Obviously, the selection of IP addresses is irrelevant if there isn't a physical electrical connection between all the endpoints on the network. By which I mean multiple networks could use the same IP blocks without issue, until they wanted to talk to each other, and hence 'internet' is short for 'inter-connected networks', rather than intranet which refers to the inside of a single network.
There are other important aspects to consider too, such as routing and the difference between LAN and WAN.
As you probably know, IP addresses are used to route packets around a network and when they reach a router (aka layer 4 switch) they rely upon that router having a suitable entry in its routing table which relates to that IP address (or address block) to send it out on. Note: It is very important that the output route for a packet never be the same as the input route since this could lead to packets bouncing backwards and forwards, not getting any closer to their destination. The TTL (time-to-live) field was added to the IP header to avoid this specific issue (and permutations of it i.e. cyclic routes).

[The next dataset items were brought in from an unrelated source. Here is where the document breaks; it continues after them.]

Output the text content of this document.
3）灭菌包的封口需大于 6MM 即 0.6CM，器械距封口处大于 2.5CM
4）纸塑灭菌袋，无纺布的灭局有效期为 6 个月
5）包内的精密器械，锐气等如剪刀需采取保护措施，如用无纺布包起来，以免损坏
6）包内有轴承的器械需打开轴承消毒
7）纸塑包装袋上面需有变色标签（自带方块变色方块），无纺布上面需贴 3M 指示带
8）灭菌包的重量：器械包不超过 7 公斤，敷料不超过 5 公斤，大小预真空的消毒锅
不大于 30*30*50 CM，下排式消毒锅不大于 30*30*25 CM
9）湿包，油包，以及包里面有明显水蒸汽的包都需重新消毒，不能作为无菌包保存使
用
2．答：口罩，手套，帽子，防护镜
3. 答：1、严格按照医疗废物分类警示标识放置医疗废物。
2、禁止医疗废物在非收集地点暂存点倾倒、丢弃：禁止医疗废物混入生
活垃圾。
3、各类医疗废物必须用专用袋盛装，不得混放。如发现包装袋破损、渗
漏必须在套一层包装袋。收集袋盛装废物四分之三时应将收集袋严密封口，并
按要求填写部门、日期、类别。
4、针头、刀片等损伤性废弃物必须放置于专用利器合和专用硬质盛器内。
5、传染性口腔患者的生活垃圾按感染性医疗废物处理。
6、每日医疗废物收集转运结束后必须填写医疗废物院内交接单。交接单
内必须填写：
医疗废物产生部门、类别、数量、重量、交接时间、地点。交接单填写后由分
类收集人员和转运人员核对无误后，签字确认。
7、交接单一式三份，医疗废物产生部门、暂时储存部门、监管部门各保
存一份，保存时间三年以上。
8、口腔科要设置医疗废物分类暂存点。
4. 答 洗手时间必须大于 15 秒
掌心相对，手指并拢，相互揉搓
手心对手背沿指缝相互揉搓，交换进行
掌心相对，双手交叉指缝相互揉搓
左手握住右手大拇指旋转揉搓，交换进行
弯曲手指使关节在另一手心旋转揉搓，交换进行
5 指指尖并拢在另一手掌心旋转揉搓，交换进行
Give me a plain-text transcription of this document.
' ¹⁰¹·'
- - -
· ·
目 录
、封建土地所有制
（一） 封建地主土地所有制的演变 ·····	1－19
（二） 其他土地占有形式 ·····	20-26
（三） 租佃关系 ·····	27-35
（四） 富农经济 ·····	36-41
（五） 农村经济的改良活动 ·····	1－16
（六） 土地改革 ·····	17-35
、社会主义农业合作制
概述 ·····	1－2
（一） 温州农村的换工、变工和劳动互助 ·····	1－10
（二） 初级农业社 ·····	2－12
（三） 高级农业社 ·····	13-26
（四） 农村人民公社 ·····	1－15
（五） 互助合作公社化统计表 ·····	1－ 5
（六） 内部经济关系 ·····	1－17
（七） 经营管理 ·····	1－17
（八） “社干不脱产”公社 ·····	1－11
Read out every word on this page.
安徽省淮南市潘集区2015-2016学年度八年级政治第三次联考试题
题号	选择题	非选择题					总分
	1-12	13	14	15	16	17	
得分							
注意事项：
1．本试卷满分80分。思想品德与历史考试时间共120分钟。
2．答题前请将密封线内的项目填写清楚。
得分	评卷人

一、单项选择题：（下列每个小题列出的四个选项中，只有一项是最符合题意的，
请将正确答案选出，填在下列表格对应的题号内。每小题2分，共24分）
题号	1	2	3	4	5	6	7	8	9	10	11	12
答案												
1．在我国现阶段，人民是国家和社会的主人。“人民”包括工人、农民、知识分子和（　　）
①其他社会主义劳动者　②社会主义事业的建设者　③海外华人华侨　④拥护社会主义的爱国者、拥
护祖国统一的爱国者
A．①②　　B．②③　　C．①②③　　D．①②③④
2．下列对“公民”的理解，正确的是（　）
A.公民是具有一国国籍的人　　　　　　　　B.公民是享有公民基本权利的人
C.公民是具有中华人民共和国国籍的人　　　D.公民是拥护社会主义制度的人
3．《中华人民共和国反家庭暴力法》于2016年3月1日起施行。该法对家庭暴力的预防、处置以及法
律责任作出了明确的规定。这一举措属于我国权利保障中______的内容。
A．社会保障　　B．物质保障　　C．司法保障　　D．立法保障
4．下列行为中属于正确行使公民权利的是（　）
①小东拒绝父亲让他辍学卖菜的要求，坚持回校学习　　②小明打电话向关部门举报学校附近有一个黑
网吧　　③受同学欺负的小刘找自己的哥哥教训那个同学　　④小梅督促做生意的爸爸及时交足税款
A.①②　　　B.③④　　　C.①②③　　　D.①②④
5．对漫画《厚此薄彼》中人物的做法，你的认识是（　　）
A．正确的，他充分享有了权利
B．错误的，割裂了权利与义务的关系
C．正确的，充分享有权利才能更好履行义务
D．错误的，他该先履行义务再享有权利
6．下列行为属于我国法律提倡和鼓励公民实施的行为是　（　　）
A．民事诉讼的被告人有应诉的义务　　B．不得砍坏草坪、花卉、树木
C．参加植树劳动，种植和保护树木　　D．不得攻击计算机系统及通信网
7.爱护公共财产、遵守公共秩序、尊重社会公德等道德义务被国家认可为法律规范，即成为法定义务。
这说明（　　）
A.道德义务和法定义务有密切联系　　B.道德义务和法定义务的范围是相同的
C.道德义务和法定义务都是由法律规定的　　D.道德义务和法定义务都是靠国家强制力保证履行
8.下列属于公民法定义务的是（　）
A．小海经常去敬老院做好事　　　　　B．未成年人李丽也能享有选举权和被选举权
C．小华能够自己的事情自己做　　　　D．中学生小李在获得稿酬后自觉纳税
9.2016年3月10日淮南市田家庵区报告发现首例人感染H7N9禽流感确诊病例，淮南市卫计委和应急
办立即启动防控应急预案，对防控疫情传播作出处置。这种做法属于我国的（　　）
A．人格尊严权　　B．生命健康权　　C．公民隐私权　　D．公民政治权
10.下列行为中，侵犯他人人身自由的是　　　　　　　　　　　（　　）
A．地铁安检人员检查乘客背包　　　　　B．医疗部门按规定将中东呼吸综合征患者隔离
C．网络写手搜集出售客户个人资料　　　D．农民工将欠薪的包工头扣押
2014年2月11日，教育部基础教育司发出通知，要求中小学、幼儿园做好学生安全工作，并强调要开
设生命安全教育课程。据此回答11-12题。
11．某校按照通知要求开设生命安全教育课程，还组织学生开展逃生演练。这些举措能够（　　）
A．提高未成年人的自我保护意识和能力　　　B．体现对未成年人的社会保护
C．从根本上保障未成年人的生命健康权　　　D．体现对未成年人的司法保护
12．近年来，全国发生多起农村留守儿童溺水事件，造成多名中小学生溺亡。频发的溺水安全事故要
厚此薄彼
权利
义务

On any given network, IP addresses need to be unique, otherwise you can end up in the situation where a router's routing table contains two or more entries for the same address (and hence two or more output interfaces) leading to ambiguity and unpredictability of routing. Note: There are many practical workarounds to this kind of thing and indeed sometimes this is done deliberately for redundancy etc. but from a theoretical point of view (and when learning about networks to begin with) it is a bad thing.
LAN and WAN
This difference is actually already covered above, but not explicitly enough for it to be obvious. If you think of a LAN as network A, the WAN it's connected to (assuming typical home user scenario) as network B and the LAN the recipient is in to be network C, then all you have is a subset of the internet containing networks A, B and C.
The only difference from the internet's point of view is that networks A and C are likely to have a single WAN-side IP address which is routable over the internet. RFC1918 addresses such as 10.0.0.0/8 (and other address ranges not previously mentioned such as loopback, multicast and broadcast addresses) are specifically NOT
In fact if you break this down into what's really going on, you'll find that packets go from network A, to network A's ISP LAN, to a tier1 network carrier and then the ISP LAN for network C, and finally network C itself. Network B is just what a regular user perceives as 'the internet' and hence is a WAN from their perspective, but the actual WAN doesn't really exist until your packets leave your ISP onto the internet backbone - which is provided by tier 1 carriers such as Level 3.
I realise that's largely tangential to the OP question, but hopefully that gives you some useful context to understand what's going on in IP networks.